Ma’had Aly – Kudus selain dikenal dengan sebutan kota Kretek, tapi juga dikenal dengan sebutan Kota Santri. Banyak di antara santri yang menuntut ilmu di Kota Kudus karena banyaknya ulama atau kiai karismatik yang menjadi panutan masyarakat sekitar Kudus. Di antara sekian banyak ulama di kota tersebut ialah beliau al-Maghfurlah KH. Arwani Amin atau lebih dikenal dengan sebutan Mbah Arwani.

Muhammad Arwani lahir pada 5 september 1905 M bertepatan dengan tanggal 5 Rajab 1323 H. Di kampung Madureksan dari pasangan suami istri, H. Amin Sa’id dan Hj. Wanifah. Sejak kecil orang tuanya memberi nama “Arwan”, akan tetapi setelah kepulangannya dari tanah suci, seperti umumnya tradisi Jawa, beliau mengganti namanya dengan Muhammad Arwani (dengan tambahan “i”).
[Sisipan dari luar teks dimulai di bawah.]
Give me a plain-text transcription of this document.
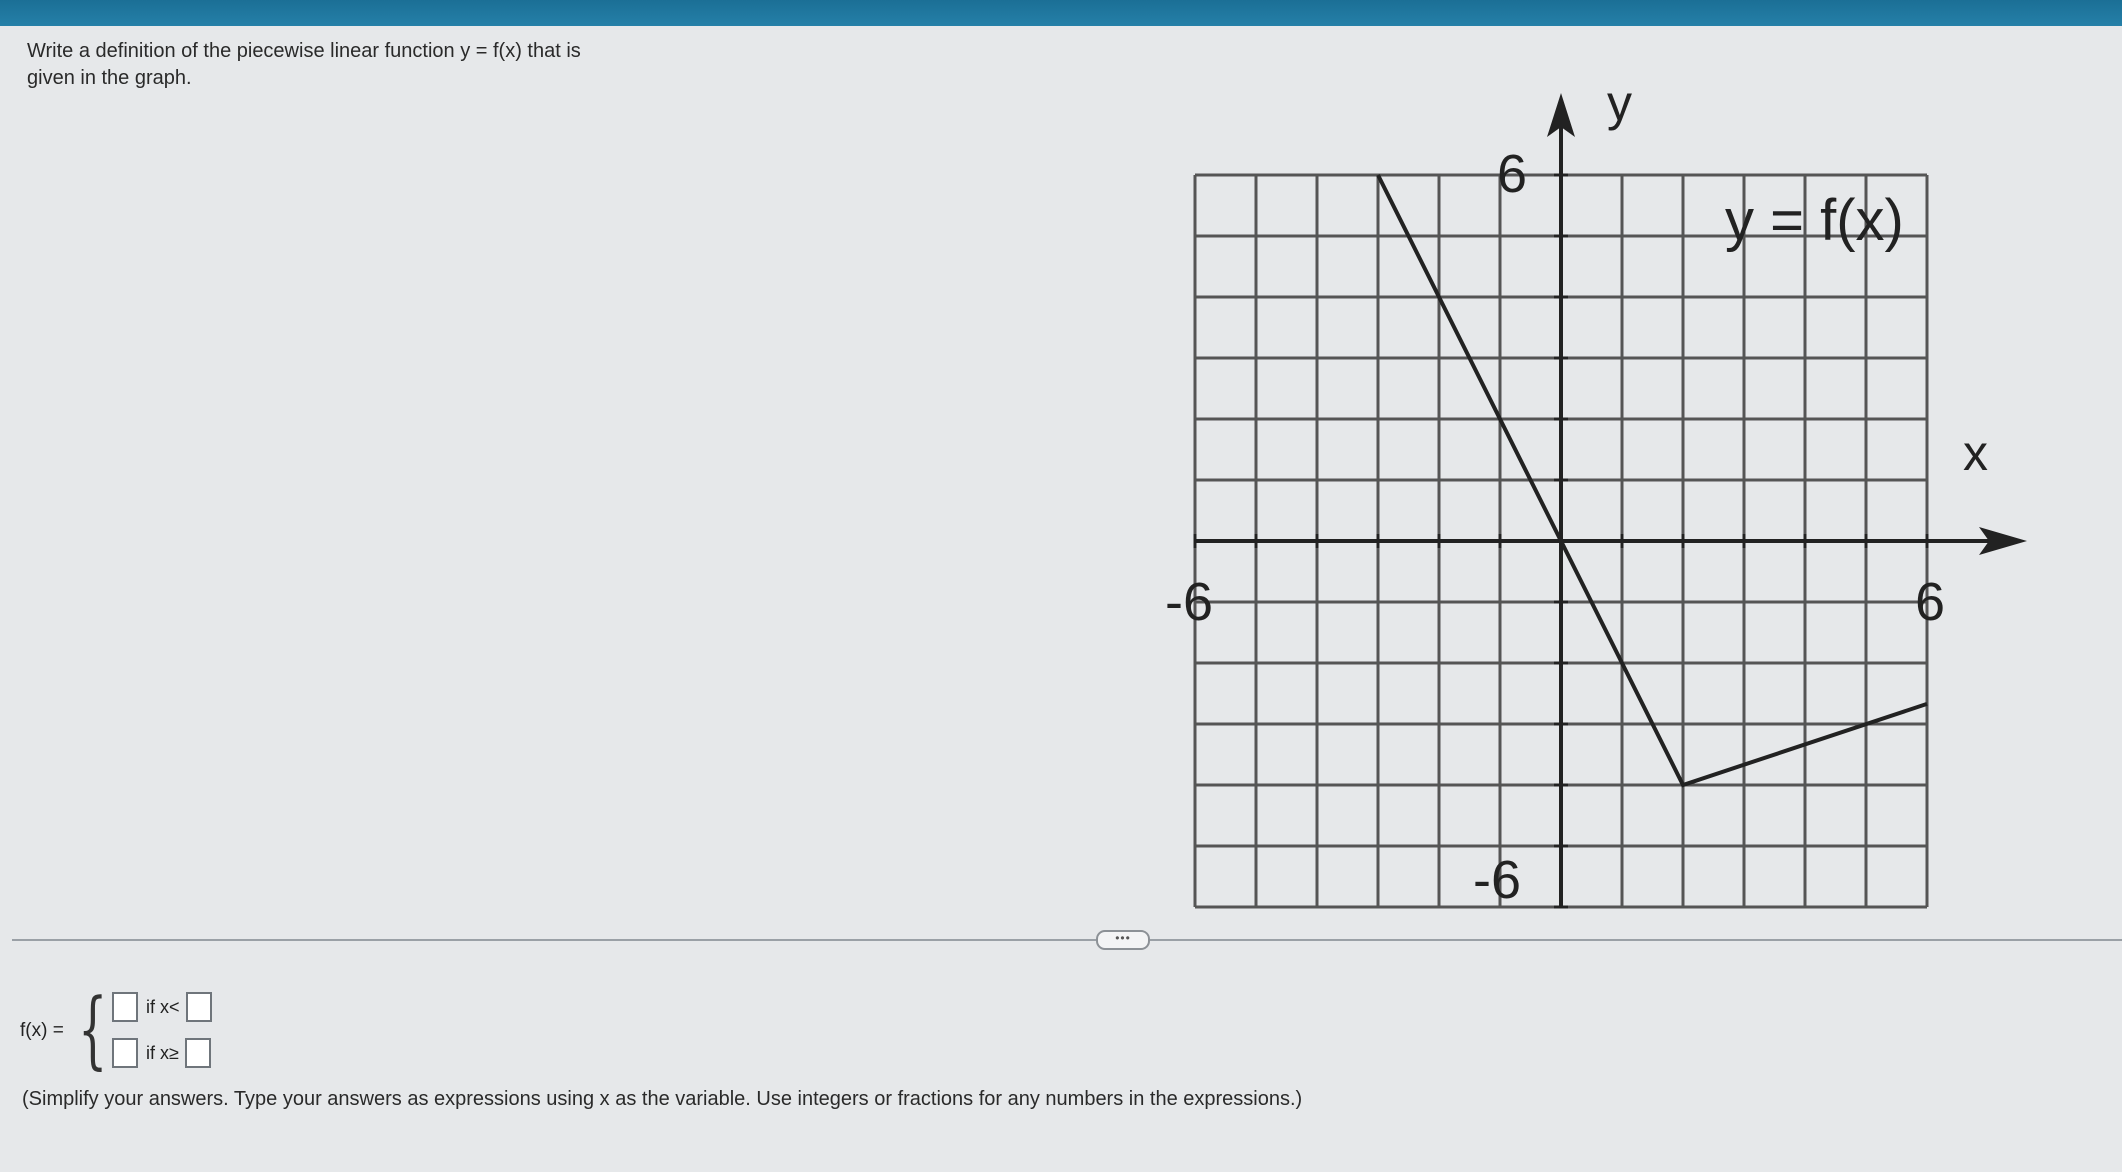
Write a definition of the piecewise linear function y = f(x) that is
given in the graph.	y
x
y = f(x)
-6	6
6
-6
•••
f(x) = { if x<
if x≥
(Simplify your answers. Type your answers as expressions using x as the variable. Use integers or fractions for any numbers in the expressions.)
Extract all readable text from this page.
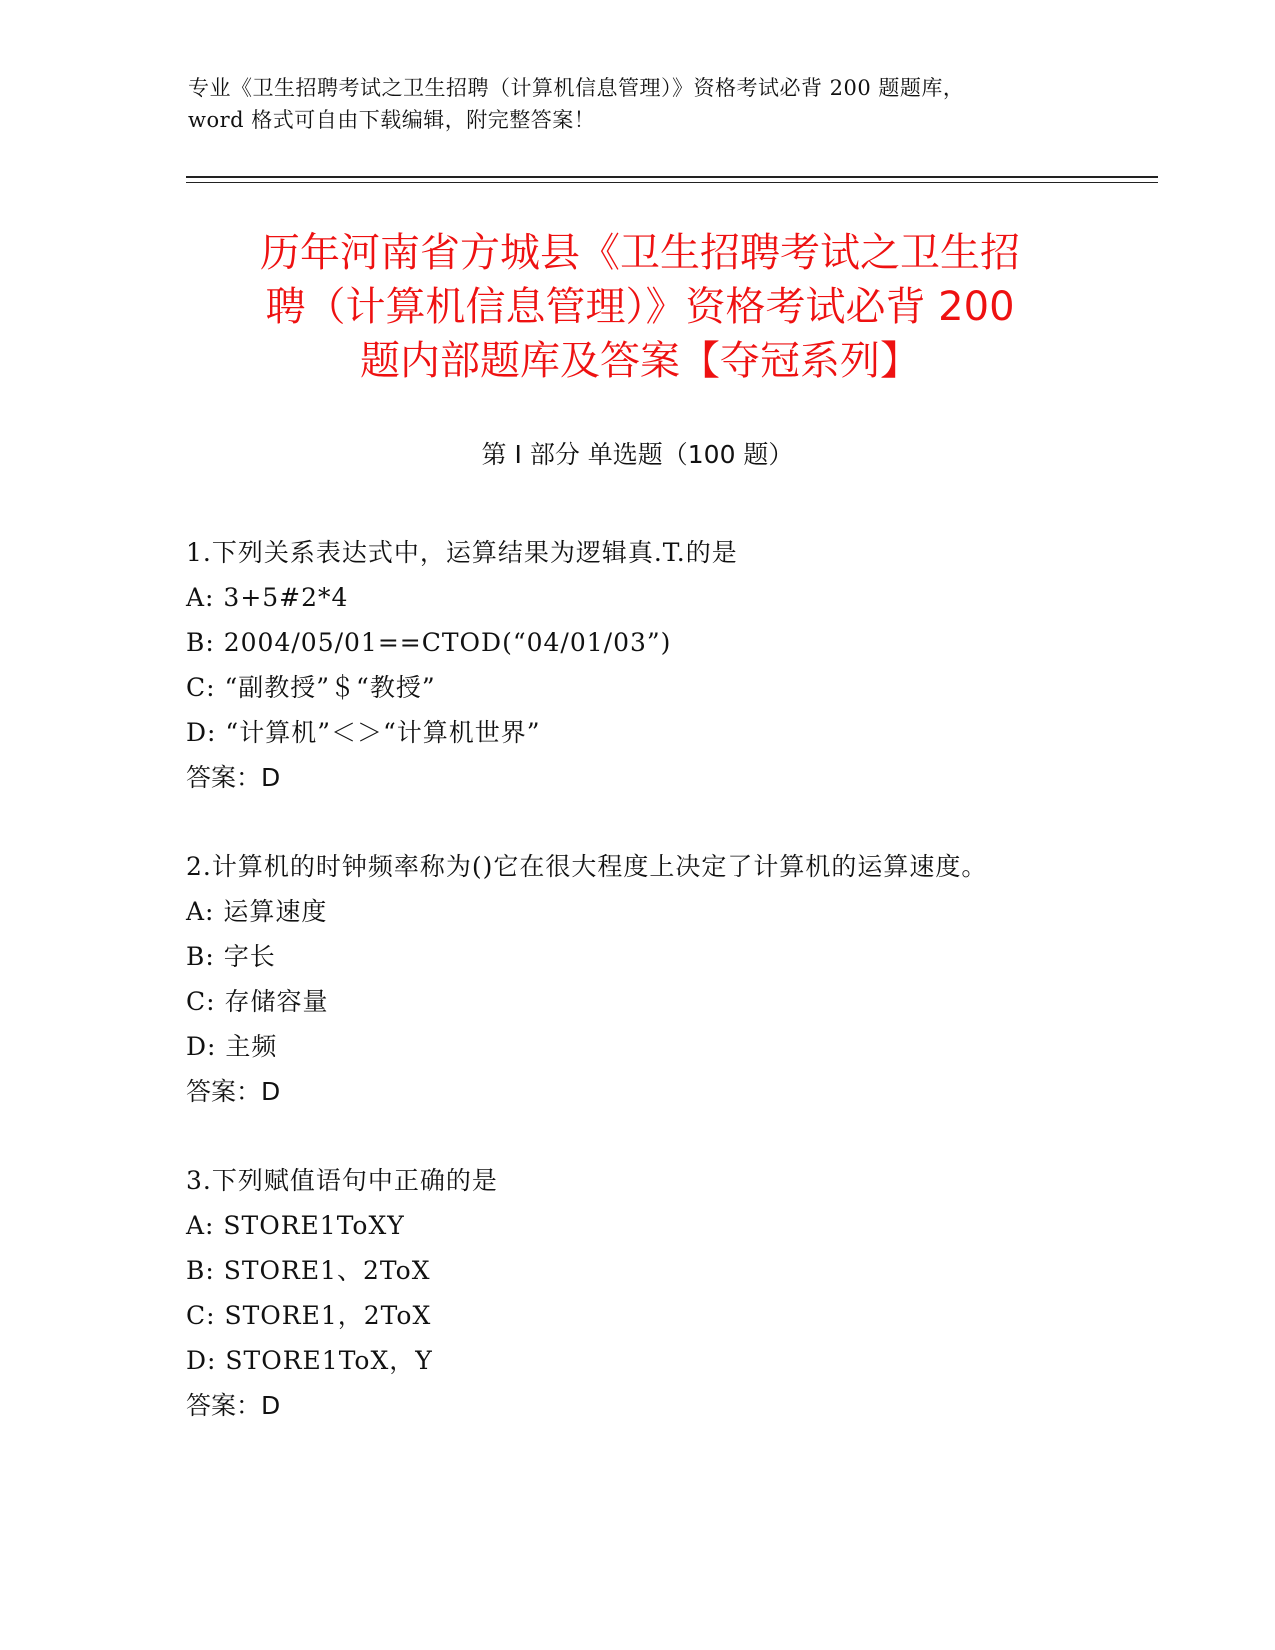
专业《卫生招聘考试之卫生招聘（计算机信息管理）》资格考试必背 200 题题库，
word 格式可自由下载编辑，附完整答案！
历年河南省方城县《卫生招聘考试之卫生招
聘（计算机信息管理）》资格考试必背 200
题内部题库及答案【夺冠系列】
第 I 部分 单选题（100 题）
1.下列关系表达式中，运算结果为逻辑真.T.的是
A: 3+5#2*4
B: 2004/05/01==CTOD(“04/01/03”)
C: “副教授”＄“教授”
D: “计算机”＜＞“计算机世界”
答案：D
2.计算机的时钟频率称为()它在很大程度上决定了计算机的运算速度。
A: 运算速度
B: 字长
C: 存储容量
D: 主频
答案：D
3.下列赋值语句中正确的是
A: STORE1ToXY
B: STORE1、2ToX
C: STORE1，2ToX
D: STORE1ToX，Y
答案：D
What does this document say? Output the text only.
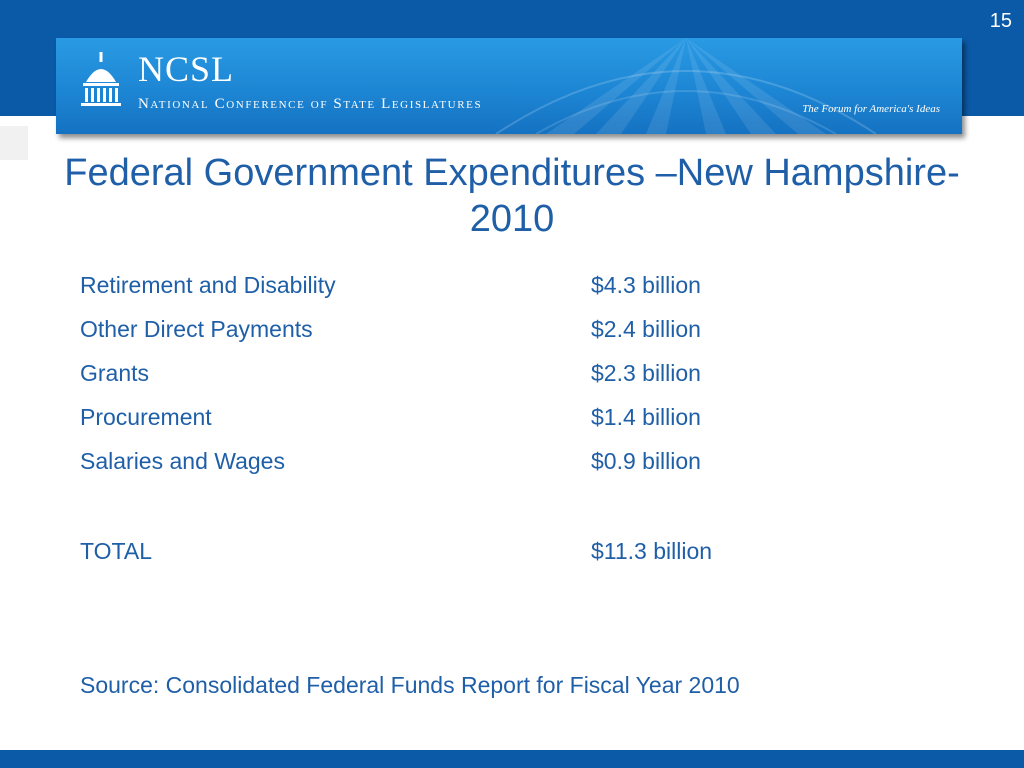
15
NCSL
National Conference of State Legislatures	The Forum for America's Ideas
Federal Government Expenditures –New Hampshire-2010
Retirement and Disability	$4.3 billion
Other Direct Payments	$2.4 billion
Grants	$2.3 billion
Procurement	$1.4 billion
Salaries and Wages	$0.9 billion
TOTAL	$11.3 billion
Source: Consolidated Federal Funds Report for Fiscal Year 2010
Data menegenai silsilah KH. Muhammad Arwani dari pihak ayah hanya dapat ditelusuri hingga buyut (ayahnya sang kakek), kakeknya merupakan seorang tokoh ulama terkemuka dan disegani di Kudus yaitu KH. Imam Harain. Sedangkan silsilah beliau dari pihak ibu melalui garis keturunan perempuan dapat di telusuri sampai tingkat tujuh yaitu sebagai berikut: Arwani – Wanifah – Rosimah – Sawijah – Habibah – Mursyid – Jongrang – Pangeran Diponegoro. Jadi, selain menjadi cucu seorang ulama besar di Kudus, beliau juga menjadi cucu seorang Pahlawan Nasional Indonesia. KH. Arwani adalah anak kedua dari 12 bersaudara.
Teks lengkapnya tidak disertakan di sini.